What Traders are Talking About:
* Traders will buzzing over USDA data. USDA's Prospective Plantings and Quarterly Grain Stocks Reports triggered strong price gains last Friday and traders are still trying to fully digest the data coming out of the weekend. For the corn market, March 1 stocks were tighter than expected, offsetting a bigger-than-anticipated planting intentions figure. While the makings of a record crop are there, the market will have to deal with very tight old-crop stocks through summer. That's incentive to ration use through higher prices. For the soybean market, a lower-than-expected planting intentions figure raises questions about supplies in the 2012-13 marketing year, especially if Chinese demand remains strong and/or if there is a weather problem this summer. As a result, the soybean market could make an even stronger push for some acres. The wheat acreage data came in lower than expected, but upside in the wheat market is tied to corn and soybeans.

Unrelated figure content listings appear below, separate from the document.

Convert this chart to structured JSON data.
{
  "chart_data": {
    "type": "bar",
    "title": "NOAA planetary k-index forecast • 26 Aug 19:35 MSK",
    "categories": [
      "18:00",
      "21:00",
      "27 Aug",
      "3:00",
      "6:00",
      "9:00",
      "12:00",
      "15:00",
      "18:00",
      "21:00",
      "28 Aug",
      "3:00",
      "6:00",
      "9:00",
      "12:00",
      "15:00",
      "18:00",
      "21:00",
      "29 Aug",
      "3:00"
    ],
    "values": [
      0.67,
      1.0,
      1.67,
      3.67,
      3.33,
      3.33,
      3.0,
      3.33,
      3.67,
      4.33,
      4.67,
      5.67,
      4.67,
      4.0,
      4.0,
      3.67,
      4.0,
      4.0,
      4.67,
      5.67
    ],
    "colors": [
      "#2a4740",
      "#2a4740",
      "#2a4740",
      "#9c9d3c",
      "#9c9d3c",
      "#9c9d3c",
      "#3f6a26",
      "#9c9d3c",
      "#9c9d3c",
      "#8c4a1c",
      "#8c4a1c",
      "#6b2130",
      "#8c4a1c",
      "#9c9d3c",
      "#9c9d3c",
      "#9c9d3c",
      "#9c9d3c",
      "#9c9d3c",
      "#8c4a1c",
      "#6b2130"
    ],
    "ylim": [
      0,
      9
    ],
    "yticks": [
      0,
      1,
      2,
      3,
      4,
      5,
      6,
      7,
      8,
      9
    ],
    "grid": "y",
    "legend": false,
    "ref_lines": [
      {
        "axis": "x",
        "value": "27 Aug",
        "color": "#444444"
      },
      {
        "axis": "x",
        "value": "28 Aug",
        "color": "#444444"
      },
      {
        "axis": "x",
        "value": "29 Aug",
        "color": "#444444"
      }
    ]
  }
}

The long and short of it: USDA's data gives soybeans the fuel to continue the strong price rally, while it should be enough to push corn and wheat futures back into the upper end of their respective choppy ranges after threatening downside breakouts ahead of last Friday's reports.
* Encouraging Chinese economic data. China's official Purchasing Managers' Index (PMI) for March came in at 53.1, up 2.1 points from February and an 11-month high. The official reading came in much higher than the preliminary data in mid-March and marks the fourth consecutive month China's large businesses have recorded a figure above the 50-point expansion mark. But while China's large manufacturers are expanding, the HSBC data which measures small businesses fell to 48.3 last month from 49.6 in February.
The long and short of it: China's PMI data eases concerns about a potential hard landing for the Chinese economy. But with small manufacturers still contracting, there are signs China's economy is slowing, which has many economists expecting further monetary policy easing. That's a potential price-supportive scenario for commodities, as long as China can keep its economic growth from slowing too much.
* Funds return to corn market as buyers in a big way. After selling 56,000 contracts (280 million bu.) of corn the first four days last week, funds bought an estimated 40,000 contracts (200 million bu.) on Friday following USDA's report data. While fundamentals will be the key price driver, last week proved that speculative money flow is still very much a key component of price action. Of course, some of the speculative money flow is tied to market fundamentals, but not all of it.